Leçon 2 : Mais comment faut-il accentuer les mots nissart ? (2)

3 - Accent écrit et désinences verbales :

a) Désinences en -es : il y a une ambiguïté possible entre la 2ème personne du singulier et la 2ème personne du pluriel pour les verbes en -e, -é, -re et les verbes en -ì. Si j’écris venes, cela veut-il dire tu viens ou vous venez ?

Pour dissiper l’ambiguïté, on écrit vènes pour la 2ème personne du singulier et venès pour la 2ème personne du pluriel (cette dernière forme étant conforme à la règle de l’accent tonique). Par analogie, on accentuera de même càntes (tu chantes) qui pourtant ne peut être confondu avec cantas (vous chantez). Mais l’accent sur la 2ème personne du singulier est souvent omis.

De même au parfait (passé simple), on écrira avec un accent la 2ème personne du singulier (cantères, vendères) et on fera de même au conditionnel (canterìes).

Remarque : les formes verbales en -ès du présent de l’indicatif et du subjontif (venès, que cantès) ont eu pour effet d’imposer un accent écrit pour les mots terminés par la syllabe -es tonique.
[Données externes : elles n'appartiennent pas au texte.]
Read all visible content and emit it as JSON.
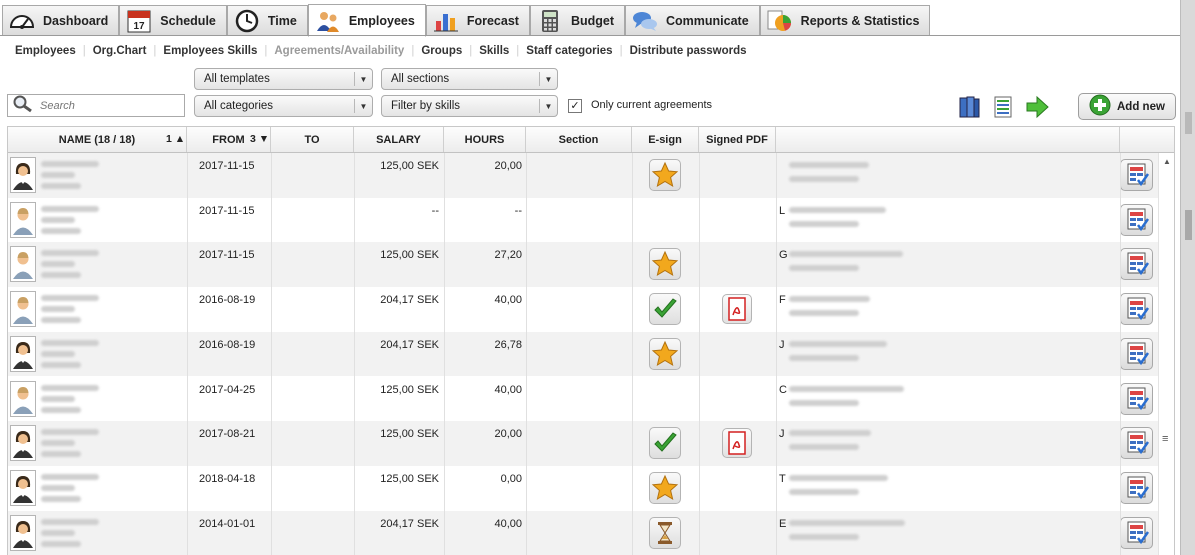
{
  "tabs": [
    {
      "label": "Dashboard",
      "icon": "speedometer-icon",
      "active": false
    },
    {
      "label": "Schedule",
      "icon": "calendar-icon",
      "active": false
    },
    {
      "label": "Time",
      "icon": "clock-icon",
      "active": false
    },
    {
      "label": "Employees",
      "icon": "people-icon",
      "active": true
    },
    {
      "label": "Forecast",
      "icon": "bar-chart-icon",
      "active": false
    },
    {
      "label": "Budget",
      "icon": "calculator-icon",
      "active": false
    },
    {
      "label": "Communicate",
      "icon": "speech-bubbles-icon",
      "active": false
    },
    {
      "label": "Reports & Statistics",
      "icon": "pie-chart-icon",
      "active": false
    }
  ],
  "calendar_day": "17",
  "subnav": [
    {
      "label": "Employees",
      "current": false
    },
    {
      "label": "Org.Chart",
      "current": false
    },
    {
      "label": "Employees Skills",
      "current": false
    },
    {
      "label": "Agreements/Availability",
      "current": true
    },
    {
      "label": "Groups",
      "current": false
    },
    {
      "label": "Skills",
      "current": false
    },
    {
      "label": "Staff categories",
      "current": false
    },
    {
      "label": "Distribute passwords",
      "current": false
    }
  ],
  "filters": {
    "templates": "All templates",
    "categories": "All categories",
    "sections": "All sections",
    "skills": "Filter by skills",
    "search_placeholder": "Search",
    "only_current_label": "Only current agreements",
    "only_current_checked": true,
    "add_new_label": "Add new"
  },
  "colors": {
    "accent_green": "#3aa335",
    "star": "#f2a81d",
    "pdf_red": "#d32020",
    "alt_row": "#f2f2f2"
  },
  "table": {
    "headers": {
      "name": "NAME (18 / 18)",
      "name_sort": "1 ▲",
      "from": "FROM",
      "from_sort": "3 ▼",
      "to": "TO",
      "salary": "SALARY",
      "hours": "HOURS",
      "section": "Section",
      "esign": "E-sign",
      "signed_pdf": "Signed PDF"
    },
    "rows": [
      {
        "avatar": "female",
        "from": "2017-11-15",
        "to": "",
        "salary": "125,00 SEK",
        "hours": "20,00",
        "esign": "star",
        "pdf": false,
        "agreement_initial": ""
      },
      {
        "avatar": "male",
        "from": "2017-11-15",
        "to": "",
        "salary": "--",
        "hours": "--",
        "esign": "",
        "pdf": false,
        "agreement_initial": "L"
      },
      {
        "avatar": "male",
        "from": "2017-11-15",
        "to": "",
        "salary": "125,00 SEK",
        "hours": "27,20",
        "esign": "star",
        "pdf": false,
        "agreement_initial": "G"
      },
      {
        "avatar": "male",
        "from": "2016-08-19",
        "to": "",
        "salary": "204,17 SEK",
        "hours": "40,00",
        "esign": "check",
        "pdf": true,
        "agreement_initial": "F"
      },
      {
        "avatar": "female",
        "from": "2016-08-19",
        "to": "",
        "salary": "204,17 SEK",
        "hours": "26,78",
        "esign": "star",
        "pdf": false,
        "agreement_initial": "J"
      },
      {
        "avatar": "male",
        "from": "2017-04-25",
        "to": "",
        "salary": "125,00 SEK",
        "hours": "40,00",
        "esign": "",
        "pdf": false,
        "agreement_initial": "C"
      },
      {
        "avatar": "female",
        "from": "2017-08-21",
        "to": "",
        "salary": "125,00 SEK",
        "hours": "20,00",
        "esign": "check",
        "pdf": true,
        "agreement_initial": "J"
      },
      {
        "avatar": "female",
        "from": "2018-04-18",
        "to": "",
        "salary": "125,00 SEK",
        "hours": "0,00",
        "esign": "star",
        "pdf": false,
        "agreement_initial": "T"
      },
      {
        "avatar": "female",
        "from": "2014-01-01",
        "to": "",
        "salary": "204,17 SEK",
        "hours": "40,00",
        "esign": "hourglass",
        "pdf": false,
        "agreement_initial": "E"
      }
    ]
  }
}
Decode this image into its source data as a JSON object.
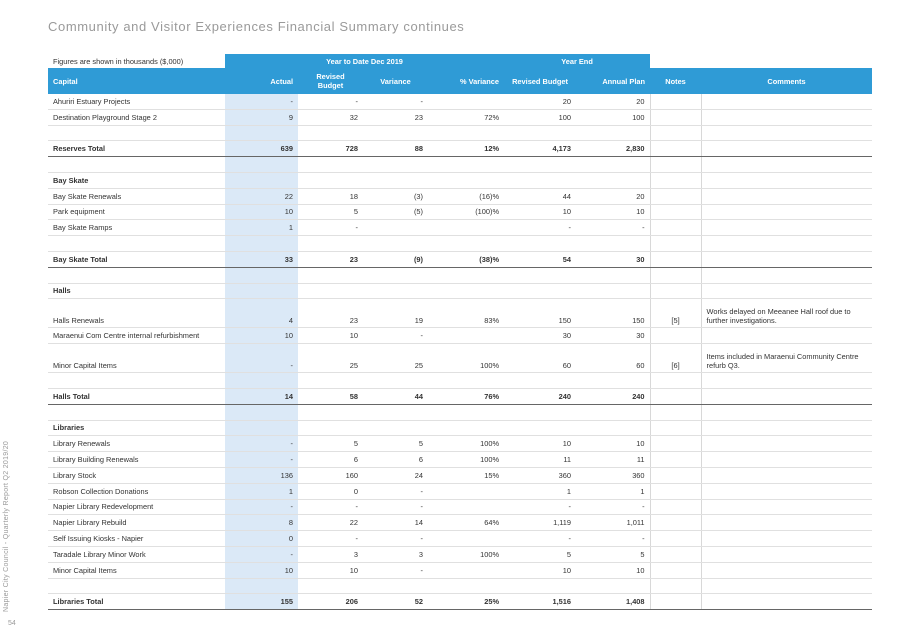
{
  "page": {
    "title": "Community and Visitor Experiences Financial Summary continues",
    "side_text": "Napier City Council - Quarterly Report Q2 2019/20",
    "page_number": "54"
  },
  "table": {
    "figures_note": "Figures are shown in thousands ($,000)",
    "group_ytd": "Year to Date Dec 2019",
    "group_ye": "Year End",
    "headers": {
      "capital": "Capital",
      "actual": "Actual",
      "revised_budget": "Revised Budget",
      "variance": "Variance",
      "pct_variance": "% Variance",
      "ye_revised_budget": "Revised Budget",
      "annual_plan": "Annual Plan",
      "notes": "Notes",
      "comments": "Comments"
    },
    "rows": [
      {
        "type": "data",
        "label": "Ahuriri Estuary Projects",
        "actual": "-",
        "budget": "-",
        "variance": "-",
        "pct": "",
        "ye_budget": "20",
        "plan": "20",
        "notes": "",
        "comments": ""
      },
      {
        "type": "data",
        "label": "Destination Playground Stage 2",
        "actual": "9",
        "budget": "32",
        "variance": "23",
        "pct": "72%",
        "ye_budget": "100",
        "plan": "100",
        "notes": "",
        "comments": ""
      },
      {
        "type": "spacer"
      },
      {
        "type": "total",
        "label": "Reserves Total",
        "actual": "639",
        "budget": "728",
        "variance": "88",
        "pct": "12%",
        "ye_budget": "4,173",
        "plan": "2,830",
        "notes": "",
        "comments": ""
      },
      {
        "type": "spacer"
      },
      {
        "type": "section",
        "label": "Bay Skate"
      },
      {
        "type": "data",
        "label": "Bay Skate Renewals",
        "actual": "22",
        "budget": "18",
        "variance": "(3)",
        "pct": "(16)%",
        "ye_budget": "44",
        "plan": "20",
        "notes": "",
        "comments": ""
      },
      {
        "type": "data",
        "label": "Park equipment",
        "actual": "10",
        "budget": "5",
        "variance": "(5)",
        "pct": "(100)%",
        "ye_budget": "10",
        "plan": "10",
        "notes": "",
        "comments": ""
      },
      {
        "type": "data",
        "label": "Bay Skate Ramps",
        "actual": "1",
        "budget": "-",
        "variance": "",
        "pct": "",
        "ye_budget": "-",
        "plan": "-",
        "notes": "",
        "comments": ""
      },
      {
        "type": "spacer"
      },
      {
        "type": "total",
        "label": "Bay Skate Total",
        "actual": "33",
        "budget": "23",
        "variance": "(9)",
        "pct": "(38)%",
        "ye_budget": "54",
        "plan": "30",
        "notes": "",
        "comments": ""
      },
      {
        "type": "spacer"
      },
      {
        "type": "section",
        "label": "Halls"
      },
      {
        "type": "tall",
        "label": "Halls Renewals",
        "actual": "4",
        "budget": "23",
        "variance": "19",
        "pct": "83%",
        "ye_budget": "150",
        "plan": "150",
        "notes": "[5]",
        "comments": "Works delayed on Meeanee Hall roof due to further investigations."
      },
      {
        "type": "data",
        "label": "Maraenui Com Centre internal refurbishment",
        "actual": "10",
        "budget": "10",
        "variance": "-",
        "pct": "",
        "ye_budget": "30",
        "plan": "30",
        "notes": "",
        "comments": ""
      },
      {
        "type": "tall",
        "label": "Minor Capital Items",
        "actual": "-",
        "budget": "25",
        "variance": "25",
        "pct": "100%",
        "ye_budget": "60",
        "plan": "60",
        "notes": "[6]",
        "comments": "Items included in Maraenui Community Centre refurb Q3."
      },
      {
        "type": "spacer"
      },
      {
        "type": "total",
        "label": "Halls Total",
        "actual": "14",
        "budget": "58",
        "variance": "44",
        "pct": "76%",
        "ye_budget": "240",
        "plan": "240",
        "notes": "",
        "comments": ""
      },
      {
        "type": "spacer"
      },
      {
        "type": "section",
        "label": "Libraries"
      },
      {
        "type": "data",
        "label": "Library Renewals",
        "actual": "-",
        "budget": "5",
        "variance": "5",
        "pct": "100%",
        "ye_budget": "10",
        "plan": "10",
        "notes": "",
        "comments": ""
      },
      {
        "type": "data",
        "label": "Library Building Renewals",
        "actual": "-",
        "budget": "6",
        "variance": "6",
        "pct": "100%",
        "ye_budget": "11",
        "plan": "11",
        "notes": "",
        "comments": ""
      },
      {
        "type": "data",
        "label": "Library Stock",
        "actual": "136",
        "budget": "160",
        "variance": "24",
        "pct": "15%",
        "ye_budget": "360",
        "plan": "360",
        "notes": "",
        "comments": ""
      },
      {
        "type": "data",
        "label": "Robson Collection Donations",
        "actual": "1",
        "budget": "0",
        "variance": "-",
        "pct": "",
        "ye_budget": "1",
        "plan": "1",
        "notes": "",
        "comments": ""
      },
      {
        "type": "data",
        "label": "Napier Library Redevelopment",
        "actual": "-",
        "budget": "-",
        "variance": "-",
        "pct": "",
        "ye_budget": "-",
        "plan": "-",
        "notes": "",
        "comments": ""
      },
      {
        "type": "data",
        "label": "Napier Library Rebuild",
        "actual": "8",
        "budget": "22",
        "variance": "14",
        "pct": "64%",
        "ye_budget": "1,119",
        "plan": "1,011",
        "notes": "",
        "comments": ""
      },
      {
        "type": "data",
        "label": "Self Issuing Kiosks - Napier",
        "actual": "0",
        "budget": "-",
        "variance": "-",
        "pct": "",
        "ye_budget": "-",
        "plan": "-",
        "notes": "",
        "comments": ""
      },
      {
        "type": "data",
        "label": "Taradale Library Minor Work",
        "actual": "-",
        "budget": "3",
        "variance": "3",
        "pct": "100%",
        "ye_budget": "5",
        "plan": "5",
        "notes": "",
        "comments": ""
      },
      {
        "type": "data",
        "label": "Minor Capital Items",
        "actual": "10",
        "budget": "10",
        "variance": "-",
        "pct": "",
        "ye_budget": "10",
        "plan": "10",
        "notes": "",
        "comments": ""
      },
      {
        "type": "spacer"
      },
      {
        "type": "total",
        "label": "Libraries Total",
        "actual": "155",
        "budget": "206",
        "variance": "52",
        "pct": "25%",
        "ye_budget": "1,516",
        "plan": "1,408",
        "notes": "",
        "comments": ""
      }
    ]
  },
  "colors": {
    "header_blue": "#2f9bd6",
    "actual_col": "#dbe9f7"
  }
}
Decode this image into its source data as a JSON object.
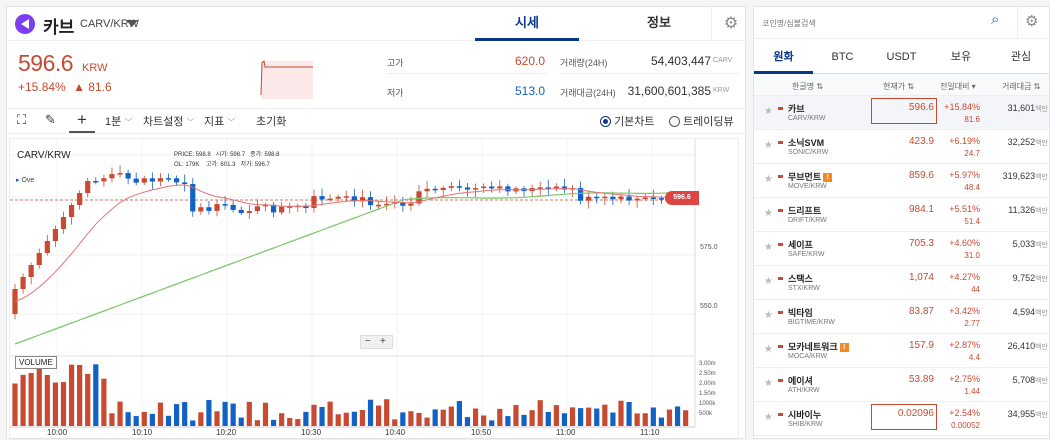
{
  "header": {
    "coin_name": "카브",
    "pair": "CARV/KRW",
    "tab_quote": "시세",
    "tab_info": "정보"
  },
  "price": {
    "current": "596.6",
    "unit": "KRW",
    "change_pct": "+15.84%",
    "change_abs": "▲ 81.6"
  },
  "stats": {
    "high_label": "고가",
    "high": "620.0",
    "low_label": "저가",
    "low": "513.0",
    "vol_label": "거래량(24H)",
    "vol": "54,403,447",
    "vol_unit": "CARV",
    "amt_label": "거래대금(24H)",
    "amt": "31,600,601,385",
    "amt_unit": "KRW"
  },
  "toolbar": {
    "interval": "1분",
    "chart_settings": "차트설정",
    "indicators": "지표",
    "reset": "초기화",
    "basic_chart": "기본차트",
    "trading_view": "트레이딩뷰"
  },
  "chart": {
    "symbol": "CARV/KRW",
    "legend_label": "Ove",
    "ohlc_price": "PRICE: 598.8",
    "ohlc_open": "시가: 598.7",
    "ohlc_close": "종가: 598.8",
    "ohlc_vol": "OL: 179K",
    "ohlc_high": "고가: 601.3",
    "ohlc_low": "저가: 596.7",
    "price_tag": "596.6",
    "price_ticks": [
      "575.0",
      "550.0"
    ],
    "volume_label": "VOLUME",
    "vol_ticks": [
      "3.00m",
      "2.50m",
      "2.00m",
      "1.50m",
      "1000k",
      "500k"
    ],
    "time_ticks": [
      "10:00",
      "10:10",
      "10:20",
      "10:30",
      "10:40",
      "10:50",
      "11:00",
      "11:10"
    ],
    "zoom_out": "−",
    "zoom_in": "+"
  },
  "market": {
    "search_placeholder": "코인명/심볼검색",
    "tabs": [
      "원화",
      "BTC",
      "USDT",
      "보유",
      "관심"
    ],
    "columns": [
      "한글명",
      "현재가",
      "전일대비",
      "거래대금"
    ],
    "rows": [
      {
        "name": "카브",
        "pair": "CARV/KRW",
        "price": "596.6",
        "pct": "+15.84%",
        "abs": "81.6",
        "vol": "31,601",
        "unit": "백만",
        "warn": false
      },
      {
        "name": "소닉SVM",
        "pair": "SONIC/KRW",
        "price": "423.9",
        "pct": "+6.19%",
        "abs": "24.7",
        "vol": "32,252",
        "unit": "백만",
        "warn": false
      },
      {
        "name": "무브먼트",
        "pair": "MOVE/KRW",
        "price": "859.6",
        "pct": "+5.97%",
        "abs": "48.4",
        "vol": "319,623",
        "unit": "백만",
        "warn": true
      },
      {
        "name": "드리프트",
        "pair": "DRIFT/KRW",
        "price": "984.1",
        "pct": "+5.51%",
        "abs": "51.4",
        "vol": "11,326",
        "unit": "백만",
        "warn": false
      },
      {
        "name": "세이프",
        "pair": "SAFE/KRW",
        "price": "705.3",
        "pct": "+4.60%",
        "abs": "31.0",
        "vol": "5,033",
        "unit": "백만",
        "warn": false
      },
      {
        "name": "스택스",
        "pair": "STX/KRW",
        "price": "1,074",
        "pct": "+4.27%",
        "abs": "44",
        "vol": "9,752",
        "unit": "백만",
        "warn": false
      },
      {
        "name": "빅타임",
        "pair": "BIGTIME/KRW",
        "price": "83.87",
        "pct": "+3.42%",
        "abs": "2.77",
        "vol": "4,594",
        "unit": "백만",
        "warn": false
      },
      {
        "name": "모카네트워크",
        "pair": "MOCA/KRW",
        "price": "157.9",
        "pct": "+2.87%",
        "abs": "4.4",
        "vol": "26,410",
        "unit": "백만",
        "warn": true
      },
      {
        "name": "에이셔",
        "pair": "ATH/KRW",
        "price": "53.89",
        "pct": "+2.75%",
        "abs": "1.44",
        "vol": "5,708",
        "unit": "백만",
        "warn": false
      },
      {
        "name": "시바이누",
        "pair": "SHIB/KRW",
        "price": "0.02096",
        "pct": "+2.54%",
        "abs": "0.00052",
        "vol": "34,955",
        "unit": "백만",
        "warn": false
      }
    ]
  },
  "colors": {
    "up": "#c84a31",
    "down": "#1261c4",
    "accent": "#093687",
    "ma_red": "#e57373",
    "ma_green": "#7cc96b"
  }
}
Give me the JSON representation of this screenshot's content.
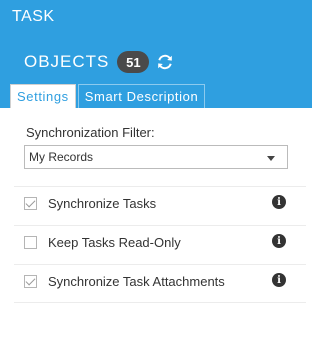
{
  "colors": {
    "accent": "#2f9fe0",
    "badge": "#4a4a4a"
  },
  "header": {
    "title": "TASK",
    "objects_label": "OBJECTS",
    "objects_count": "51",
    "sync_icon": "refresh-icon"
  },
  "tabs": [
    {
      "label": "Settings",
      "active": true
    },
    {
      "label": "Smart Description",
      "active": false
    }
  ],
  "filter": {
    "label": "Synchronization Filter:",
    "selected": "My Records"
  },
  "options": [
    {
      "label": "Synchronize Tasks",
      "checked": true,
      "icon": "info-icon"
    },
    {
      "label": "Keep Tasks Read-Only",
      "checked": false,
      "icon": "info-icon"
    },
    {
      "label": "Synchronize Task Attachments",
      "checked": true,
      "icon": "info-icon"
    }
  ]
}
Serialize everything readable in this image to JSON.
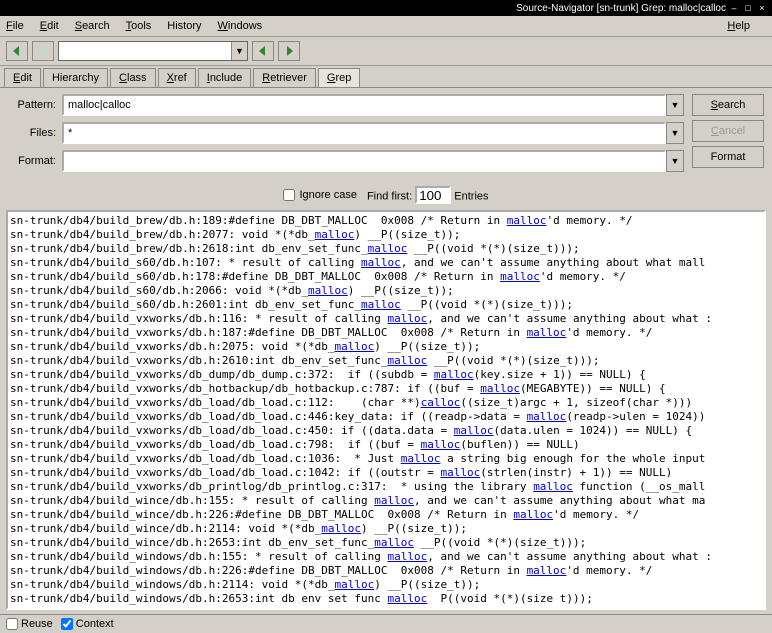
{
  "titlebar": {
    "text": "Source-Navigator [sn-trunk] Grep: malloc|calloc"
  },
  "menubar": {
    "file": "File",
    "edit": "Edit",
    "search": "Search",
    "tools": "Tools",
    "history": "History",
    "windows": "Windows",
    "help": "Help"
  },
  "tabs": {
    "edit": "Edit",
    "hierarchy": "Hierarchy",
    "class": "Class",
    "xref": "Xref",
    "include": "Include",
    "retriever": "Retriever",
    "grep": "Grep"
  },
  "form": {
    "pattern_label": "Pattern:",
    "pattern_value": "malloc|calloc",
    "files_label": "Files:",
    "files_value": "*",
    "format_label": "Format:",
    "format_value": "",
    "search_btn": "Search",
    "cancel_btn": "Cancel",
    "format_btn": "Format",
    "ignore_case": "Ignore case",
    "find_first": "Find first:",
    "find_first_val": "100",
    "entries": "Entries"
  },
  "status": {
    "reuse": "Reuse",
    "context": "Context"
  },
  "hl": "malloc",
  "results": [
    "sn-trunk/db4/build_brew/db.h:189:#define DB_DBT_MALLOC  0x008 /* Return in |malloc|'d memory. */",
    "sn-trunk/db4/build_brew/db.h:2077: void *(*db_|malloc|) __P((size_t));",
    "sn-trunk/db4/build_brew/db.h:2618:int db_env_set_func_|malloc| __P((void *(*)(size_t)));",
    "sn-trunk/db4/build_s60/db.h:107: * result of calling |malloc|, and we can't assume anything about what mall",
    "sn-trunk/db4/build_s60/db.h:178:#define DB_DBT_MALLOC  0x008 /* Return in |malloc|'d memory. */",
    "sn-trunk/db4/build_s60/db.h:2066: void *(*db_|malloc|) __P((size_t));",
    "sn-trunk/db4/build_s60/db.h:2601:int db_env_set_func_|malloc| __P((void *(*)(size_t)));",
    "sn-trunk/db4/build_vxworks/db.h:116: * result of calling |malloc|, and we can't assume anything about what :",
    "sn-trunk/db4/build_vxworks/db.h:187:#define DB_DBT_MALLOC  0x008 /* Return in |malloc|'d memory. */",
    "sn-trunk/db4/build_vxworks/db.h:2075: void *(*db_|malloc|) __P((size_t));",
    "sn-trunk/db4/build_vxworks/db.h:2610:int db_env_set_func_|malloc| __P((void *(*)(size_t)));",
    "sn-trunk/db4/build_vxworks/db_dump/db_dump.c:372:  if ((subdb = |malloc|(key.size + 1)) == NULL) {",
    "sn-trunk/db4/build_vxworks/db_hotbackup/db_hotbackup.c:787: if ((buf = |malloc|(MEGABYTE)) == NULL) {",
    "sn-trunk/db4/build_vxworks/db_load/db_load.c:112:    (char **)|calloc|((size_t)argc + 1, sizeof(char *)))",
    "sn-trunk/db4/build_vxworks/db_load/db_load.c:446:key_data: if ((readp->data = |malloc|(readp->ulen = 1024))",
    "sn-trunk/db4/build_vxworks/db_load/db_load.c:450: if ((data.data = |malloc|(data.ulen = 1024)) == NULL) {",
    "sn-trunk/db4/build_vxworks/db_load/db_load.c:798:  if ((buf = |malloc|(buflen)) == NULL)",
    "sn-trunk/db4/build_vxworks/db_load/db_load.c:1036:  * Just |malloc| a string big enough for the whole input",
    "sn-trunk/db4/build_vxworks/db_load/db_load.c:1042: if ((outstr = |malloc|(strlen(instr) + 1)) == NULL)",
    "sn-trunk/db4/build_vxworks/db_printlog/db_printlog.c:317:  * using the library |malloc| function (__os_mall",
    "sn-trunk/db4/build_wince/db.h:155: * result of calling |malloc|, and we can't assume anything about what ma",
    "sn-trunk/db4/build_wince/db.h:226:#define DB_DBT_MALLOC  0x008 /* Return in |malloc|'d memory. */",
    "sn-trunk/db4/build_wince/db.h:2114: void *(*db_|malloc|) __P((size_t));",
    "sn-trunk/db4/build_wince/db.h:2653:int db_env_set_func_|malloc| __P((void *(*)(size_t)));",
    "sn-trunk/db4/build_windows/db.h:155: * result of calling |malloc|, and we can't assume anything about what :",
    "sn-trunk/db4/build_windows/db.h:226:#define DB_DBT_MALLOC  0x008 /* Return in |malloc|'d memory. */",
    "sn-trunk/db4/build_windows/db.h:2114: void *(*db_|malloc|) __P((size_t));",
    "sn-trunk/db4/build_windows/db.h:2653:int db env set func |malloc|  P((void *(*)(size t)));"
  ]
}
Ex : lou proucès. Et dans ce cas l’accent grave renseigne sur la prononciation avec un E ouvert.

On emploie l’accent aigu si le son est celui du E fermé (espés, quauquifés).

b) Désinences en -on : on accentue la syllabe tonique de la 3ème personne du pluriel du parfait (cantèron), ce qui souligne la place de l’accent tonique et la différencie du futur correspondant (canteran). On note également un I accentué pour la 3ème personne du pluriel de l’indicatif imparfait (à l’exception des verbes en -à). Ex : venìon, vendìon et du conditionnel (canterìon).

Remarques : l’accent porté dans cantères et cantèron au parfait fait écrire par analogie cantèri.

L’accent sur le i en hiatus pour venìes et venìon à l’imparfait fait écrire par analogie venìi et venìa. Précisons pour la 1ère personne que l’on n’écrit jamais la désinence avec un H, ce signe ne pouvant être employé que pour un radical.

4 - Accent écrit et désinences en -IA :

Si la désinence en -ia est atone (patria, misèria), le mot s’écrit sans accent (on est alors en présence d’une diphtongue).

Si le I est accentué, il constitue avec le A un hiatus. On note alors un accent sur le I. Ex : l’espìa, la foulìa. C’est, on l’a vu, le cas en particulier pour deux cas de désinences verbales : 3ème personne du singulier de l’imparfait et du conditionnel. Ex : vendìa, canterìa.

5 - Accent écrit et groupe -AI :

Nous pouvons être en présence de la diphtongue descendante AI (accent tonique sur le A). Ex : faire, un fai, sartaia. Dans ce cas on n’emploie pas d’accent écrit.

Mais on peut aussi être en présence d’un hiatus (prononciation dissociée des 2 consonnes). On note alors un accent grave sur le I tonique. Ex : paìs, raìs. (Dans ce cas, le français a recours au tréma .Ex : naïf).

Dans certains cas, l’hiatus est marqué par un H. Ex : la jahina (la bergerie) à distinguer de la jàina (la poutre) : notons pour ce dernier mot l’emploi exceptionnel d’un accent (2).

Dans la forme d’imparfait fahìa, le double hiatus peut être noté par un H suivi d’un I accent grave, mais la notation faìa est jugée préférable.